I am querying a Presto table where I want to calculate what percentage of the total a certain subset of the rows account for.
Consider a table like this:
| id | m |
|---|---|
| 1 | 5 |
| 1 | 7 |
| 2 | 9 |
| 3 | 8 |
I want to query to report how much of the total measure (m) is contributed by each id. In this example, the total of the measure column is 29 can I find it with a query like...
SELECT SUM("m") FROM t;
output:
sqlite> SELECT SUM("m") FROM t;
29
Then I want to subtotal by id for some of the ids like
SELECT "id", SUM("m") AS "sub_total" FROM t WHERE "id" IN ('1','3') GROUP BY id;
output:
sqlite> SELECT "id", SUM("m") AS "sub_total" FROM t WHERE "id" IN ('1','3') GROUP BY id;
1|12
3|8
Now I want to add a third column where the subtotals are divided by the grand total (29) to get the percentage for each selected id.
I tried:
sqlite>
WITH a AS (
SELECT SUM("m") AS g FROM t )
SELECT "id", SUM("m") AS "sub_total", SUM(m)*100/"a"."g"
FROM a, t
WHERE "t"."id" IN ('1','3') GROUP BY "t"."id";
output:
1|12|41
3|8|27
Which is all good in SQLLite3! But when I translate this to my actual Presto DB (and the right tables and columns), I get this error:
presto error: line 10:5: 'a.g' must be an aggregate expression or appear in GROUP BY clause
I can't understand what I'm missing here or why this would be different in Presto.

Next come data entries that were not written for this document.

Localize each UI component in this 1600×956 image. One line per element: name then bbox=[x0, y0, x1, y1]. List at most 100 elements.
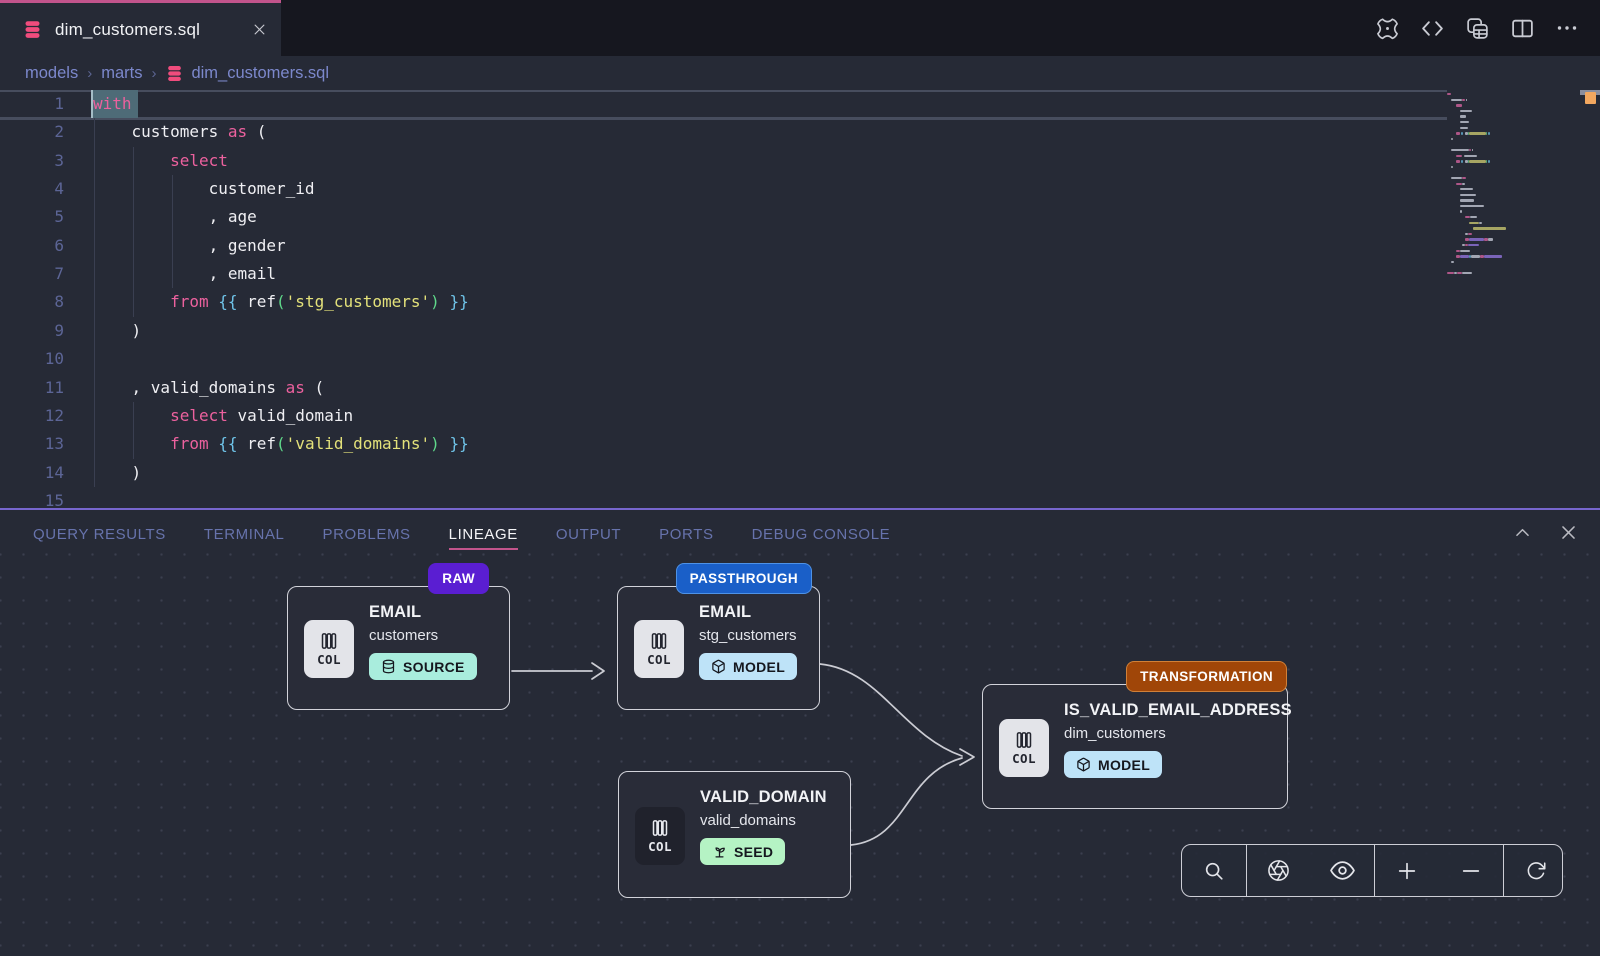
minimap-token bbox=[1484, 255, 1502, 257]
file-database-icon bbox=[22, 19, 43, 40]
minimap-token bbox=[1456, 160, 1460, 162]
code-line[interactable]: 13 from {{ ref('valid_domains') }} bbox=[0, 430, 1447, 458]
split-editor-button[interactable] bbox=[1509, 15, 1535, 41]
minimap-token bbox=[1468, 244, 1479, 246]
code-token: }} bbox=[449, 434, 468, 453]
breadcrumb-file[interactable]: dim_customers.sql bbox=[165, 64, 329, 83]
code-token bbox=[440, 292, 450, 311]
minus-icon bbox=[1460, 860, 1482, 882]
code-line-text: ) bbox=[64, 317, 141, 345]
code-line[interactable]: 15 bbox=[0, 487, 1447, 508]
zoom-out-button[interactable] bbox=[1439, 845, 1503, 896]
minimap-line bbox=[1447, 271, 1543, 277]
panel-tab-debug-console[interactable]: DEBUG CONSOLE bbox=[733, 514, 910, 549]
more-actions-button[interactable] bbox=[1554, 15, 1580, 41]
lineage-canvas[interactable]: RAWCOLEMAILcustomersSOURCE PASSTHROUGHCOL… bbox=[0, 552, 1600, 956]
panel-tab-query-results[interactable]: QUERY RESULTS bbox=[14, 514, 185, 549]
code-line[interactable]: 14 ) bbox=[0, 459, 1447, 487]
code-line[interactable]: 8 from {{ ref('stg_customers') }} bbox=[0, 288, 1447, 316]
minimap-token bbox=[1460, 210, 1462, 212]
screenshot-button[interactable] bbox=[1247, 845, 1311, 896]
lineage-node-dim_customers[interactable]: TRANSFORMATIONCOLIS_VALID_EMAIL_ADDRESSd… bbox=[982, 684, 1288, 809]
node-type-label: SOURCE bbox=[403, 659, 465, 675]
tab-close-icon[interactable] bbox=[252, 22, 267, 37]
zoom-in-button[interactable] bbox=[1375, 845, 1439, 896]
close-panel-button[interactable] bbox=[1558, 522, 1578, 542]
panel-tab-label: LINEAGE bbox=[449, 526, 518, 550]
code-line[interactable]: 6 , gender bbox=[0, 232, 1447, 260]
panel-tab-output[interactable]: OUTPUT bbox=[537, 514, 640, 549]
code-token: ) bbox=[430, 434, 440, 453]
code-line[interactable]: 7 , email bbox=[0, 260, 1447, 288]
toolbar-section bbox=[1182, 845, 1247, 896]
panel-tab-lineage[interactable]: LINEAGE bbox=[430, 514, 537, 549]
visibility-button[interactable] bbox=[1311, 845, 1375, 896]
ellipsis-icon bbox=[1555, 16, 1579, 40]
compiled-code-button[interactable] bbox=[1419, 15, 1445, 41]
code-line[interactable]: 12 select valid_domain bbox=[0, 402, 1447, 430]
dbt-logo-icon bbox=[1375, 16, 1400, 41]
node-tag-raw: RAW bbox=[428, 563, 489, 594]
minimap-token bbox=[1451, 166, 1452, 168]
selected-text: with bbox=[91, 90, 138, 118]
node-type-badge-source: SOURCE bbox=[369, 653, 477, 680]
breadcrumb-segment[interactable]: models bbox=[25, 64, 78, 83]
panel-tab-ports[interactable]: PORTS bbox=[640, 514, 732, 549]
overview-ruler-modified-mark bbox=[1585, 92, 1596, 104]
tab-dim-customers[interactable]: dim_customers.sql bbox=[0, 0, 281, 56]
code-line[interactable]: 3 select bbox=[0, 147, 1447, 175]
minimap-token bbox=[1460, 194, 1475, 196]
code-line[interactable]: 2 customers as ( bbox=[0, 118, 1447, 146]
breadcrumb-segment[interactable]: marts bbox=[101, 64, 142, 83]
line-number: 13 bbox=[0, 430, 64, 458]
dbt-logo-button[interactable] bbox=[1374, 15, 1400, 41]
code-token: , valid_domains bbox=[93, 378, 286, 397]
breadcrumb-file-label: dim_customers.sql bbox=[191, 64, 329, 83]
code-line-text bbox=[64, 345, 93, 373]
minimap-token bbox=[1488, 160, 1490, 162]
code-line-text: , gender bbox=[64, 232, 286, 260]
panel-tabs: QUERY RESULTS TERMINAL PROBLEMS LINEAGE OUTP… bbox=[14, 514, 909, 549]
code-line[interactable]: 4 customer_id bbox=[0, 175, 1447, 203]
code-token: 'valid_domains' bbox=[286, 434, 431, 453]
code-line-text: , email bbox=[64, 260, 276, 288]
line-number: 6 bbox=[0, 232, 64, 260]
code-editor[interactable]: 1with2 customers as (3 select4 customer_… bbox=[0, 90, 1600, 508]
node-type-label: SEED bbox=[734, 844, 773, 860]
code-token: ( bbox=[276, 292, 286, 311]
code-line[interactable]: 1with bbox=[0, 90, 1447, 118]
minimap-token bbox=[1471, 255, 1480, 257]
search-button[interactable] bbox=[1182, 845, 1246, 896]
code-line[interactable]: 5 , age bbox=[0, 203, 1447, 231]
collapse-panel-button[interactable] bbox=[1512, 522, 1532, 542]
minimap-token bbox=[1460, 255, 1469, 257]
refresh-button[interactable] bbox=[1504, 845, 1563, 896]
node-column-name: EMAIL bbox=[699, 603, 797, 622]
refresh-icon bbox=[1525, 860, 1547, 882]
minimap-token bbox=[1460, 205, 1484, 207]
minimap-token bbox=[1460, 115, 1466, 117]
database-small-icon bbox=[381, 659, 396, 674]
minimap-token bbox=[1486, 160, 1487, 162]
dbt-ide-window: dim_customers.sql models›marts›dim_custo… bbox=[0, 0, 1600, 956]
minimap-token bbox=[1460, 110, 1472, 112]
panel-tab-problems[interactable]: PROBLEMS bbox=[304, 514, 430, 549]
cube-icon bbox=[1076, 757, 1091, 772]
minimap-token bbox=[1466, 99, 1467, 101]
code-line[interactable]: 11 , valid_domains as ( bbox=[0, 374, 1447, 402]
query-results-button[interactable] bbox=[1464, 15, 1490, 41]
panel-tab-label: TERMINAL bbox=[204, 526, 285, 550]
line-number: 9 bbox=[0, 317, 64, 345]
lineage-node-stg_customers[interactable]: PASSTHROUGHCOLEMAILstg_customersMODEL bbox=[617, 586, 820, 710]
minimap[interactable] bbox=[1447, 92, 1543, 277]
code-line[interactable]: 9 ) bbox=[0, 317, 1447, 345]
line-number: 11 bbox=[0, 374, 64, 402]
toolbar-section bbox=[1375, 845, 1504, 896]
minimap-token bbox=[1460, 127, 1468, 129]
code-token: as bbox=[228, 122, 247, 141]
code-line[interactable]: 10 bbox=[0, 345, 1447, 373]
panel-tab-terminal[interactable]: TERMINAL bbox=[185, 514, 304, 549]
lineage-node-customers[interactable]: RAWCOLEMAILcustomersSOURCE bbox=[287, 586, 510, 710]
bottom-panel-header: QUERY RESULTS TERMINAL PROBLEMS LINEAGE OUTP… bbox=[0, 508, 1600, 552]
lineage-node-valid_domains[interactable]: COLVALID_DOMAINvalid_domainsSEED bbox=[618, 771, 851, 898]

CodePudding user response:
When you have a GROUP BY in your query, all expressions that the query is returning must be either:
- the expression you are grouping by
- or aggregate function
For example if you do GROUP BY id, the resulting query will return one row per id - you cannot just use m, because with id = 1 there are two values: 5 and 7 - so what should be returned? First value, last, sum, average? You need to tell it using aggregate function like sum(m).
Same with a.g - you need to add it to GROUP BY.
WITH a AS (
SELECT SUM("m") AS g FROM t )
SELECT "id", SUM("m") AS "sub_total", SUM(m)*100/"a"."g"
FROM a, t
WHERE "t"."id" IN ('1','3') GROUP BY "t"."id", "a"."g";
There's nothing special about PrestoDB here, it's more SQLite that's less strict, actually most other database engines would complain about your case.